Tras fundirnos en aquel tierno abrazo agarramos todas las maletas y nos fuimos. Abrí la puerta de casa y automáticamente ambos sonreímos nada más pisar el 'hall' de la entrada. Ayudé a Pablo a acomodar sus cosas en los cajones, armarios, etc... hasta que por fin acabamos de colocar todas sus cosas. Yo decidí darme una ducha, Pablo se quedó tumbado en el sofá tapado con una manta leyendo el Twitter. Tardé unos 30 minutos en ducharme, al salir vi que se quedó dormido, eran las 21:30 de la noche, me daba pena despertarlo, suponía que estaba cansado pero decidí despertarlo al menos para ofrecerle algo para cenar si tenía hambre.
–Hola guapo. –Susurré sigilosamente mientras acariciaba su pelo.
–Hola preciosa. –Sonrió.
–Eres un dormilón, ¿eh? me voy media hora a la ducha y te quedas dormido... –Reí.
–¿Yo? para nada, estaría descansando la vista, he estado leyendo a mis fans y se me habrá cansado la vista. –Reía.
–Ya, ya... oye, ¿Qué te apetece para cenar? –Pregunté.
–mmm... de eso me encargo yo, va. –Dijo levantándose del sofá.
–¿Seguro? está bien... –Aprobeché que Pablo se puso a hacer la cena y ordené algunos apuntes de la universidad que tenía por ahí.
–Aurora, la cena está lista, ¿Vienes? –Oi a Pablo desde la otra punta de la casa.
Salí de la habitación y al entrar en la cocina me lleve las manos a la cara a modo de sorpresa, Pablo había puesto velas por la mesa, flores... había un ambiente tranquilo, romántico, necesitaba estos momentos de tranquilidad a su lado.
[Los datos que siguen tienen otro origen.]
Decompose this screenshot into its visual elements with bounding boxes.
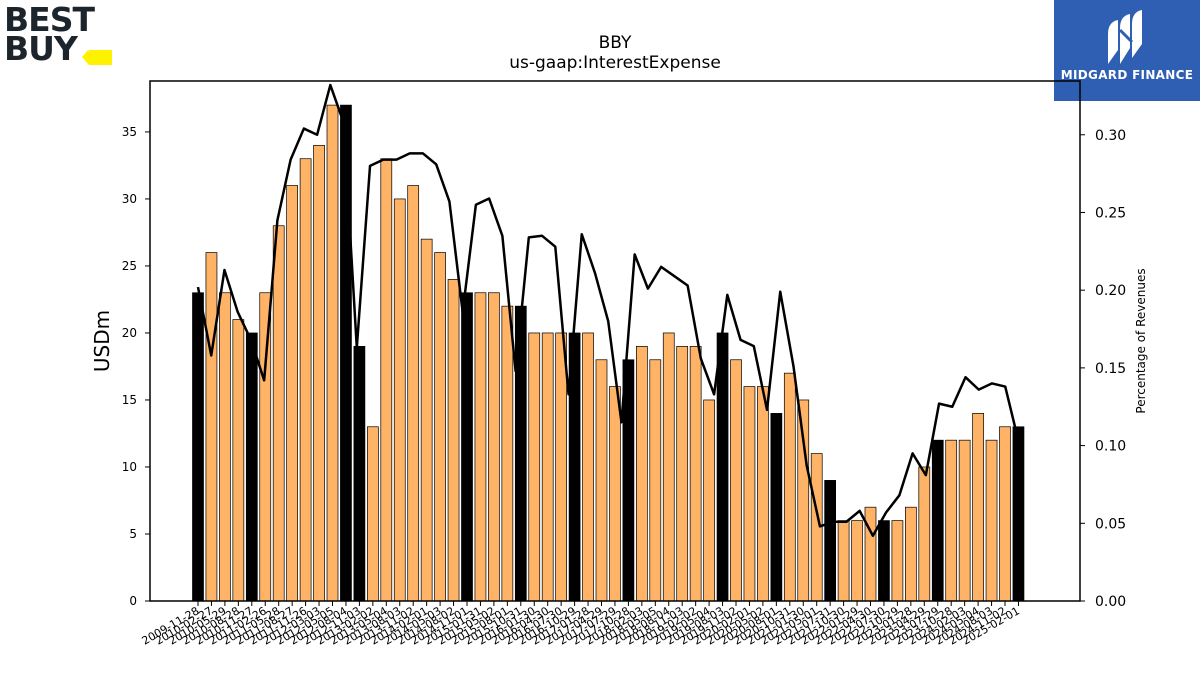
bar [972,413,984,602]
bar [609,386,621,602]
bar [299,158,312,602]
bar [716,332,729,602]
logo-tag-icon [82,50,112,65]
y-axis-label: USDm [90,310,114,372]
bar [407,185,420,602]
chart-title: BBY [599,33,632,53]
bar [447,279,460,602]
bar [420,238,433,602]
bar [474,292,487,602]
bar [528,332,541,602]
bar [891,520,904,602]
bar [555,332,568,602]
y2-tick-label: 0.30 [1095,128,1126,144]
bar [353,346,366,602]
y-tick-label: 5 [129,527,137,541]
bar [931,439,944,602]
y-tick-label: 0 [129,594,137,608]
bar [192,292,204,602]
y-tick-label: 10 [122,460,137,474]
bar [286,185,298,602]
y2-tick-label: 0.00 [1095,594,1126,610]
chart-subtitle: us-gaap:InterestExpense [509,53,721,73]
y2-axis-label: Percentage of Revenues [1134,268,1148,413]
line-series [196,83,1020,537]
ratio-line [196,83,1020,537]
bar [730,359,742,602]
bar-series [192,104,1025,602]
bar [662,332,675,602]
midgard-finance-logo: MIDGARD FINANCE [1054,0,1200,101]
y2-tick-label: 0.10 [1095,439,1126,455]
bar [878,520,890,602]
y-tick-label: 15 [122,393,137,407]
bar [904,506,917,602]
bar [541,332,554,602]
bar [232,319,245,602]
bar [205,252,218,602]
bar [326,104,339,602]
bar [380,158,393,602]
bar [635,346,648,602]
bar [367,426,379,602]
bar [864,506,877,602]
bar [757,386,769,602]
bar [743,386,756,602]
bar [393,198,406,602]
bar [770,413,783,602]
logo-word-1: BEST [4,0,95,39]
bar [824,480,837,602]
bar [958,439,971,602]
midgard-emblem-icon [1108,10,1142,64]
bar [797,399,810,602]
bar [837,520,850,602]
y2-tick-label: 0.15 [1095,361,1126,377]
y2-tick-label: 0.20 [1095,283,1126,299]
logo-brand-name: MIDGARD FINANCE [1060,68,1194,82]
bar [245,332,258,602]
y2-tick-label: 0.05 [1095,516,1126,532]
bar [945,439,958,602]
bar [219,292,231,602]
bar [676,346,689,602]
y-tick-label: 20 [122,326,137,340]
logo-word-2: BUY [4,29,78,68]
bar [1012,426,1025,602]
bar [999,426,1011,602]
bar [851,520,863,602]
bar [783,372,796,602]
bar [918,466,931,602]
bar [434,252,446,602]
y-tick-label: 35 [122,125,137,139]
bar [649,359,662,602]
bar [689,346,702,602]
best-buy-logo: BEST BUY [4,0,112,68]
bar [488,292,500,602]
bar [582,332,594,602]
bar [595,359,608,602]
y-tick-label: 25 [122,259,137,273]
bar [501,305,514,602]
bar [259,292,272,602]
bar [313,144,325,602]
bar [703,399,715,602]
bar [985,439,998,602]
bar [461,292,473,602]
y2-tick-label: 0.25 [1095,205,1126,221]
y-tick-label: 30 [122,192,137,206]
bar [272,225,285,602]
Había preparado todo tipo de comida.
–¿Te ha gustado la cena? –Me preguntó mientras ponía una de sus encantadoras sonrisas.
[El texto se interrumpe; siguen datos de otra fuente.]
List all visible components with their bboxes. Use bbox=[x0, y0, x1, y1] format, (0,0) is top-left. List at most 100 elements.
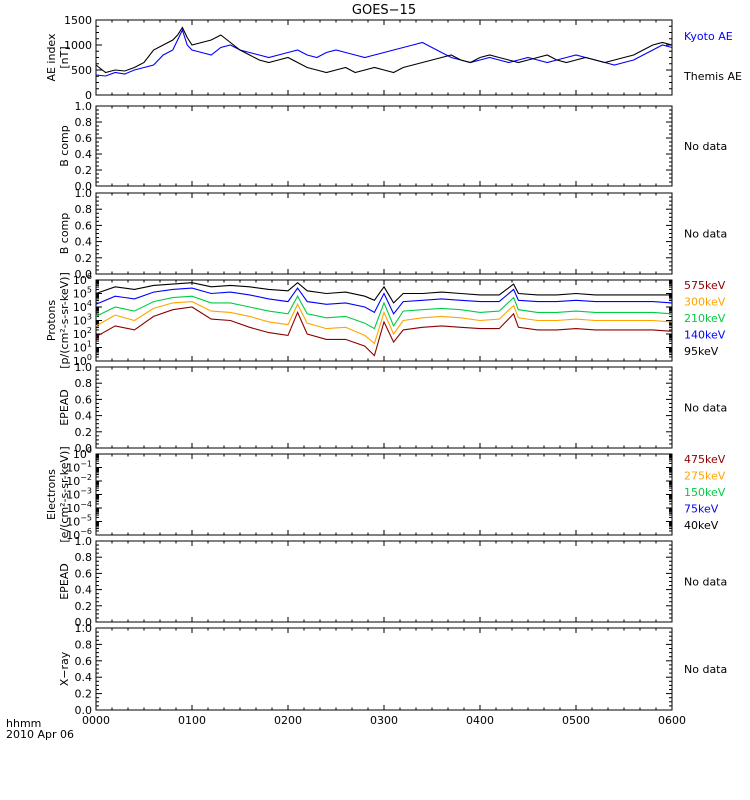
y-tick-label: 10−3 bbox=[66, 487, 92, 502]
panel-group: 0 500 1000 1500 AE index [nT] Kyoto AE Themis A… bbox=[45, 14, 742, 717]
y-tick-label: 0.6 bbox=[75, 219, 93, 232]
panel-frame bbox=[95, 453, 673, 536]
series-line-575kev bbox=[95, 306, 673, 357]
x-tick-label: 0000 bbox=[82, 714, 110, 727]
panel-status-label: No data bbox=[684, 402, 727, 415]
legend-entry: 210keV bbox=[684, 312, 726, 325]
y-tick-label: 0.2 bbox=[75, 426, 93, 439]
y-tick-label: 10−4 bbox=[66, 500, 92, 515]
panel-frame bbox=[95, 279, 673, 362]
y-tick-label: 0.6 bbox=[75, 132, 93, 145]
y-tick-label: 0.0 bbox=[75, 704, 93, 717]
y-axis-label: AE index bbox=[45, 33, 58, 82]
panel-status-label: No data bbox=[684, 228, 727, 241]
panel-status-label: No data bbox=[684, 576, 727, 589]
x-tick-label: 0400 bbox=[466, 714, 494, 727]
y-tick-label: 1.0 bbox=[75, 361, 93, 374]
panel-frame bbox=[95, 366, 673, 449]
y-tick-label: 0.0 bbox=[75, 268, 93, 281]
y-tick-label: 0.6 bbox=[75, 393, 93, 406]
series-line-140kev bbox=[95, 287, 673, 315]
y-axis-label: [e/(cm²-s-sr-keV)] bbox=[58, 446, 71, 542]
y-tick-label: 0.8 bbox=[75, 638, 93, 651]
legend-entry: 575keV bbox=[684, 279, 726, 292]
y-axis-label: Protons bbox=[45, 300, 58, 341]
y-axis-label: [p/(cm²-s-sr-keV)] bbox=[58, 272, 71, 369]
x-axis-date-label: 2010 Apr 06 bbox=[6, 728, 74, 741]
y-tick-label: 0.4 bbox=[75, 671, 93, 684]
y-tick-label: 10−1 bbox=[66, 460, 92, 475]
panel-status-label: No data bbox=[684, 663, 727, 676]
x-tick-label: 0300 bbox=[370, 714, 398, 727]
y-tick-label: 0.6 bbox=[75, 655, 93, 668]
y-tick-label: 100 bbox=[73, 353, 92, 368]
y-axis-label: Electrons bbox=[45, 469, 58, 520]
legend-entry: 140keV bbox=[684, 329, 726, 342]
y-axis-label: B comp bbox=[58, 125, 71, 167]
x-axis: 0000 0100 0200 0300 0400 0500 0600 bbox=[82, 714, 686, 727]
legend-entry: 40keV bbox=[684, 519, 719, 532]
y-tick-label: 0.2 bbox=[75, 164, 93, 177]
y-tick-label: 0.4 bbox=[75, 148, 93, 161]
y-tick-label: 10−6 bbox=[66, 527, 92, 542]
x-axis-unit-label: hhmm bbox=[6, 717, 41, 730]
series-line-themis-ae bbox=[95, 26, 673, 74]
y-tick-label: 101 bbox=[73, 340, 92, 355]
y-axis-label: EPEAD bbox=[58, 563, 71, 600]
y-tick-label: 1.0 bbox=[75, 535, 93, 548]
y-tick-label: 500 bbox=[71, 64, 92, 77]
legend-entry: 150keV bbox=[684, 486, 726, 499]
panel-xray: 0.0 0.2 0.4 0.6 0.8 1.0 X−ray No data bbox=[58, 622, 727, 717]
y-tick-label: 0.8 bbox=[75, 116, 93, 129]
x-tick-label: 0100 bbox=[178, 714, 206, 727]
y-tick-label: 0.0 bbox=[75, 442, 93, 455]
chart-title: GOES−15 bbox=[352, 3, 416, 18]
y-tick-label: 0.8 bbox=[75, 377, 93, 390]
y-axis-label: B comp bbox=[58, 213, 71, 255]
y-tick-label: 105 bbox=[73, 286, 92, 301]
legend-entry: 300keV bbox=[684, 296, 726, 309]
y-tick-label: 102 bbox=[73, 326, 92, 341]
y-axis-label: X−ray bbox=[58, 651, 71, 686]
panel-bcomp1: 0.0 0.2 0.4 0.6 0.8 1.0 B comp No data bbox=[58, 100, 727, 193]
y-tick-label: 0.0 bbox=[75, 180, 93, 193]
y-tick-label: 10−5 bbox=[66, 514, 92, 529]
legend-entry: Kyoto AE bbox=[684, 30, 733, 43]
panel-frame bbox=[95, 627, 673, 711]
y-tick-label: 1000 bbox=[64, 39, 92, 52]
y-tick-label: 0.4 bbox=[75, 410, 93, 423]
y-tick-label: 103 bbox=[73, 313, 92, 328]
panel-epead1: 0.0 0.2 0.4 0.6 0.8 1.0 EPEAD No data bbox=[58, 361, 727, 455]
x-tick-label: 0200 bbox=[274, 714, 302, 727]
y-tick-label: 1.0 bbox=[75, 100, 93, 113]
series-line-210kev bbox=[95, 295, 673, 330]
legend-entry: Themis AE bbox=[683, 70, 742, 83]
x-tick-label: 0600 bbox=[658, 714, 686, 727]
series-line-kyoto-ae bbox=[95, 28, 673, 77]
legend-entry: 95keV bbox=[684, 345, 719, 358]
panel-bcomp2: 0.0 0.2 0.4 0.6 0.8 1.0 B comp No data bbox=[58, 187, 727, 281]
series-line-300kev bbox=[95, 301, 673, 345]
y-tick-label: 104 bbox=[73, 299, 92, 314]
y-tick-label: 106 bbox=[73, 272, 92, 287]
y-tick-label: 0.4 bbox=[75, 236, 93, 249]
legend-entry: 75keV bbox=[684, 503, 719, 516]
y-tick-label: 0.2 bbox=[75, 252, 93, 265]
y-tick-label: 0.6 bbox=[75, 567, 93, 580]
panel-frame bbox=[95, 192, 673, 275]
y-tick-label: 1.0 bbox=[75, 622, 93, 635]
y-tick-label: 0.8 bbox=[75, 551, 93, 564]
legend-entry: 475keV bbox=[684, 453, 726, 466]
y-tick-label: 0.4 bbox=[75, 584, 93, 597]
y-axis-label: EPEAD bbox=[58, 389, 71, 426]
y-tick-label: 1500 bbox=[64, 14, 92, 27]
panel-frame bbox=[95, 105, 673, 187]
legend-entry: 275keV bbox=[684, 470, 726, 483]
y-tick-label: 0.2 bbox=[75, 688, 93, 701]
panel-frame bbox=[95, 540, 673, 623]
y-tick-label: 0.0 bbox=[75, 616, 93, 629]
panel-epead2: 0.0 0.2 0.4 0.6 0.8 1.0 EPEAD No data bbox=[58, 535, 727, 629]
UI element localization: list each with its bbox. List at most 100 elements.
–Mucho, estaba todo muy rico. –Me levanté de la silla, lo agarré de la mano y me lo llevé al salón.
–Siéntate ahí un momento. –Le señalé con el dedo el sofá.
Fui a la habitación y rebusqué entre todos mis discos, me costó escoger uno, pero por fin encontré uno que siempre me había encantado, era de uno de mis cantantes preferidos, David Bustamante, le di al play y tendí mi mano para que se levantara, no perdió la sonrisa en ningún momento, ni yo tampoco.
–¿Bailas? –Reí.
–Claro. –Contestó
él mientras entrelazaba mis manos con sus manos. Comenzamos a bailar al
son de 'Bandera Blanca' era una bonita balada a dúo con Pastora soler.
Bailamos, reímos... durante un buen rato, fue una noche mágica, una de
las tantas inolvidables, estábamos algo cansados a si que nos fuimos a
dormir y como cada noche dormimos abrazados.